This snippet is from a recent Adam Grant ReThinking podcast – What animal intelligence reveals about human stupidity – with Justin Gregg. Gregg is an animal cognition expert and science writer.
It struck me, given all of the current discussions around characterizing AI and general intelligence. The whole podcast is worth a listen on that issue alone.

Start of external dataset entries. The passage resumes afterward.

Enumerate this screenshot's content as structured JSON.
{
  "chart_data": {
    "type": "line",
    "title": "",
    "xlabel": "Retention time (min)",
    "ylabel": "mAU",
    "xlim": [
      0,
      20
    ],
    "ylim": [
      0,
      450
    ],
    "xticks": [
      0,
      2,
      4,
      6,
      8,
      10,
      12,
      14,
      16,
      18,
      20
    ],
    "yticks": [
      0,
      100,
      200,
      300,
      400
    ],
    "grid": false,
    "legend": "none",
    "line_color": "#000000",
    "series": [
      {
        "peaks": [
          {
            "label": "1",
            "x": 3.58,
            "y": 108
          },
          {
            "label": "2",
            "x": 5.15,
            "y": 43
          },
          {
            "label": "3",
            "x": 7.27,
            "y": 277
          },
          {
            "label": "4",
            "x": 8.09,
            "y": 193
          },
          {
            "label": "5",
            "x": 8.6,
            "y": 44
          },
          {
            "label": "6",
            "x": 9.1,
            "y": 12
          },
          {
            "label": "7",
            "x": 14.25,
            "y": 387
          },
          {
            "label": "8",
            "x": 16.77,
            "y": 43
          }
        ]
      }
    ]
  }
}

Here’s the snippet. [Emphasis is mine]
Adam Grant:
There’s this, this question that people love to ask around the interface of human and animal cognition, which is, what is it that makes us uniquely human? And I have seen so many hypotheses thrown out and then potentially falsified, you know, from language to anticipating the future, to creativity, to culture, to the ability to tell stories and make up fiction. What is the one attribute that you think makes us most uniquely human?
Justin Gregg:
Our interest in the thoughts of others. I would say that’s it. ‘Cause that leads to all the rest.
Adam Grant:
Fascinating.
Justin Gregg:
Yeah, like my cat interacts with me every day, but probably doesn’t care what I think or believe. It can get everything it needs just by watching my behavior and predicting what’s next. But humans don’t do that. We’re “I wanna know what you think. I want to ‘cause that helps me interact with you.” That’s where everything else springs from in our culture, in our, in our intelligence.